The necessary category cannot be blocked. Scripts essential for your site to function should not have the data-cookieboss-category attribute.
Examples
Google Analytics
<script
async
src="https://www.googletagmanager.com/gtag/js?id=G-XXXXXXX"
type="text/plain"
data-cookieboss-category="analytics"
></script>
<script type="text/plain" data-cookieboss-category="analytics">
window.dataLayer = window.dataLayer || [];
function gtag(){dataLayer.push(arguments);}
gtag('js', new Date());
gtag('config', 'G-XXXXXXX');
</script> Meta (Facebook) Pixel
<script type="text/plain" data-cookieboss-category="marketing">
!function(f,b,e,v,n,t,s)
{if(f.fbq)return;n=f.fbq=function(){n.callMethod?

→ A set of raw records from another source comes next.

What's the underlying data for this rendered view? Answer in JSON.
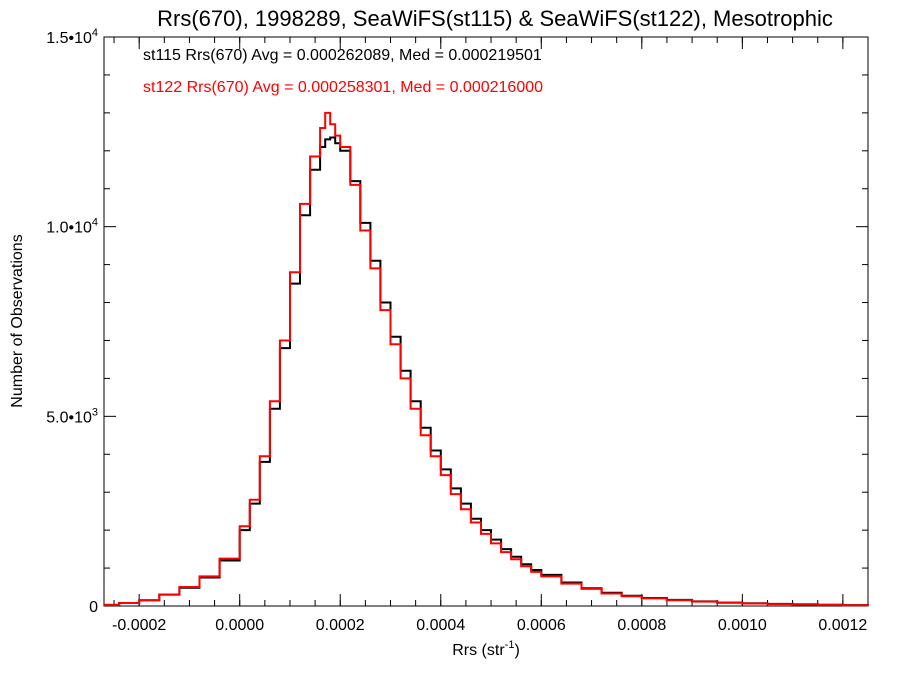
{
  "chart_data": {
    "type": "histogram",
    "title": "Rrs(670), 1998289, SeaWiFS(st115) & SeaWiFS(st122), Mesotrophic",
    "xlabel": {
      "main": "Rrs (str",
      "sup": "-1",
      "end": ")"
    },
    "ylabel": "Number of Observations",
    "xlim": [
      -0.00027,
      0.00125
    ],
    "ylim": [
      0,
      15000
    ],
    "x_ticks": [
      {
        "value": -0.0002,
        "label": "-0.0002"
      },
      {
        "value": 0.0,
        "label": "0.0000"
      },
      {
        "value": 0.0002,
        "label": "0.0002"
      },
      {
        "value": 0.0004,
        "label": "0.0004"
      },
      {
        "value": 0.0006,
        "label": "0.0006"
      },
      {
        "value": 0.0008,
        "label": "0.0008"
      },
      {
        "value": 0.001,
        "label": "0.0010"
      },
      {
        "value": 0.0012,
        "label": "0.0012"
      }
    ],
    "y_ticks": [
      {
        "value": 0,
        "base": "0",
        "sup": ""
      },
      {
        "value": 5000,
        "base": "5.0•10",
        "sup": "3"
      },
      {
        "value": 10000,
        "base": "1.0•10",
        "sup": "4"
      },
      {
        "value": 15000,
        "base": "1.5•10",
        "sup": "4"
      }
    ],
    "annotations": [
      {
        "text": "st115 Rrs(670) Avg = 0.000262089, Med = 0.000219501",
        "color": "#000000"
      },
      {
        "text": "st122 Rrs(670) Avg = 0.000258301, Med = 0.000216000",
        "color": "#ff0000"
      }
    ],
    "series": [
      {
        "color": "#000000",
        "points": [
          [
            -0.00027,
            30
          ],
          [
            -0.00024,
            80
          ],
          [
            -0.0002,
            150
          ],
          [
            -0.00016,
            300
          ],
          [
            -0.00012,
            480
          ],
          [
            -8e-05,
            750
          ],
          [
            -4e-05,
            1200
          ],
          [
            0.0,
            2000
          ],
          [
            2e-05,
            2700
          ],
          [
            4e-05,
            3800
          ],
          [
            6e-05,
            5200
          ],
          [
            8e-05,
            6800
          ],
          [
            0.0001,
            8500
          ],
          [
            0.00012,
            10300
          ],
          [
            0.00014,
            11500
          ],
          [
            0.00016,
            12100
          ],
          [
            0.00017,
            12300
          ],
          [
            0.00018,
            12350
          ],
          [
            0.00019,
            12200
          ],
          [
            0.0002,
            12000
          ],
          [
            0.00022,
            11200
          ],
          [
            0.00024,
            10100
          ],
          [
            0.00026,
            9100
          ],
          [
            0.00028,
            8000
          ],
          [
            0.0003,
            7100
          ],
          [
            0.00032,
            6200
          ],
          [
            0.00034,
            5400
          ],
          [
            0.00036,
            4700
          ],
          [
            0.00038,
            4100
          ],
          [
            0.0004,
            3600
          ],
          [
            0.00042,
            3100
          ],
          [
            0.00044,
            2700
          ],
          [
            0.00046,
            2300
          ],
          [
            0.00048,
            2000
          ],
          [
            0.0005,
            1750
          ],
          [
            0.00052,
            1500
          ],
          [
            0.00054,
            1300
          ],
          [
            0.00056,
            1100
          ],
          [
            0.00058,
            950
          ],
          [
            0.0006,
            820
          ],
          [
            0.00064,
            620
          ],
          [
            0.00068,
            470
          ],
          [
            0.00072,
            350
          ],
          [
            0.00076,
            270
          ],
          [
            0.0008,
            210
          ],
          [
            0.00085,
            160
          ],
          [
            0.0009,
            120
          ],
          [
            0.00095,
            90
          ],
          [
            0.001,
            70
          ],
          [
            0.00105,
            55
          ],
          [
            0.0011,
            45
          ],
          [
            0.00115,
            35
          ],
          [
            0.0012,
            25
          ],
          [
            0.00125,
            20
          ]
        ]
      },
      {
        "color": "#ff0000",
        "points": [
          [
            -0.00027,
            30
          ],
          [
            -0.00024,
            80
          ],
          [
            -0.0002,
            150
          ],
          [
            -0.00016,
            300
          ],
          [
            -0.00012,
            500
          ],
          [
            -8e-05,
            780
          ],
          [
            -4e-05,
            1250
          ],
          [
            0.0,
            2100
          ],
          [
            2e-05,
            2800
          ],
          [
            4e-05,
            3950
          ],
          [
            6e-05,
            5400
          ],
          [
            8e-05,
            7000
          ],
          [
            0.0001,
            8800
          ],
          [
            0.00012,
            10600
          ],
          [
            0.00014,
            11850
          ],
          [
            0.00016,
            12600
          ],
          [
            0.00017,
            13000
          ],
          [
            0.00018,
            12700
          ],
          [
            0.00019,
            12400
          ],
          [
            0.0002,
            12100
          ],
          [
            0.00022,
            11100
          ],
          [
            0.00024,
            9900
          ],
          [
            0.00026,
            8900
          ],
          [
            0.00028,
            7800
          ],
          [
            0.0003,
            6900
          ],
          [
            0.00032,
            6000
          ],
          [
            0.00034,
            5200
          ],
          [
            0.00036,
            4500
          ],
          [
            0.00038,
            3950
          ],
          [
            0.0004,
            3450
          ],
          [
            0.00042,
            2950
          ],
          [
            0.00044,
            2550
          ],
          [
            0.00046,
            2200
          ],
          [
            0.00048,
            1900
          ],
          [
            0.0005,
            1650
          ],
          [
            0.00052,
            1420
          ],
          [
            0.00054,
            1230
          ],
          [
            0.00056,
            1050
          ],
          [
            0.00058,
            900
          ],
          [
            0.0006,
            780
          ],
          [
            0.00064,
            590
          ],
          [
            0.00068,
            450
          ],
          [
            0.00072,
            330
          ],
          [
            0.00076,
            255
          ],
          [
            0.0008,
            200
          ],
          [
            0.00085,
            150
          ],
          [
            0.0009,
            115
          ],
          [
            0.00095,
            85
          ],
          [
            0.001,
            65
          ],
          [
            0.00105,
            50
          ],
          [
            0.0011,
            40
          ],
          [
            0.00115,
            30
          ],
          [
            0.0012,
            22
          ],
          [
            0.00125,
            18
          ]
        ]
      }
    ]
  }
}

n.callMethod.apply(n,arguments):n.queue.push(arguments)};
if(!f._fbq)f._fbq=n;n.push=n;n.loaded=!0;n.version='2.0';
n.queue=[];t=b.createElement(e);t.async=!0;
t.src=v;s=b.getElementsByTagName(e)[0];
s.parentNode.insertBefore(t,s)}(window, document,'script',
'https://connect.facebook.net/en_US/fbevents.js');
fbq('init', 'YOUR_PIXEL_ID');
fbq('track', 'PageView');
</script> HubSpot
<script
type="text/plain"
data-cookieboss-category="marketing"
id="hs-script-loader"
async
defer
src="//js.hs-scripts.com/YOUR_HUBSPOT_ID.js"
></script> Inline scripts
Inline scripts work the same way:
<script type="text/plain" data-cookieboss-category="functional">
// This code only executes after functional consent
initChatWidget({ apiKey: 'xxx' });
</script> Dynamic scripts
CookieBoss uses a MutationObserver to watch for scripts added to the DOM after page load (e.g. by other JavaScript). If a dynamically-inserted script has data-cookieboss-category, it will be blocked until consent is given.
Combine with Google Consent Mode
For Google tags specifically, you can use Google Consent Mode V2 instead of script blocking. GCM lets Google tags run in a restricted mode rather than blocking them entirely, which preserves conversion modeling.